Dans le roman “Pour qui sonne le glas”, le personnage de Robert Jordan tire sur un jeune milicien carliste originaire de Tafalla durant la bataille de Ségovie et en le regardant, il pense : « Je l’ai probablement vu courir devant les taureaux dans les rues durant les festivités de Pampelune ».
Courir devant les toros qui vont être combattus l’après-midi comporte un risque. Depuis 1924, date de la première victime documentée de l’histoire, 15 coureurs sont morts, treize de coups de corne et les deux autres suite aux coups reçus ou piétinés.
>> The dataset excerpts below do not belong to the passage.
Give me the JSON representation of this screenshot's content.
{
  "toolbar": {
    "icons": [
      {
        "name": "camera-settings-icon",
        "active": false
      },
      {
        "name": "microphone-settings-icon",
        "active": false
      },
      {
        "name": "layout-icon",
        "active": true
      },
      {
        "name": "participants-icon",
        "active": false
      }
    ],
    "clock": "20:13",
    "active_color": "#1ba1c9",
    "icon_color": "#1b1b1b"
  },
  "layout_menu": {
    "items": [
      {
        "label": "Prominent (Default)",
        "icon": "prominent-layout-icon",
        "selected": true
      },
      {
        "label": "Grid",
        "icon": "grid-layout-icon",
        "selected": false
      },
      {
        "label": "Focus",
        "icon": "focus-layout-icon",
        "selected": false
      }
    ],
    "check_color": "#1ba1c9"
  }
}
Les statistiques montrent que les morts se produisent sur tous les tronçons du parcours : 2 à Santo Domingo, 2 Plaza del Ayuntamiento, 1 à Mercaderes, 1 rue Estafeta, 5 dans la zone de Telefónica-callejón et 4 dans l’arène.
Il faut cependant admettre que l’on est paradoxalement plus «sûr» en pleine course qu’à l’arrêt sur les côtés, puisque onze des tués étaient arrêtés ou tombés.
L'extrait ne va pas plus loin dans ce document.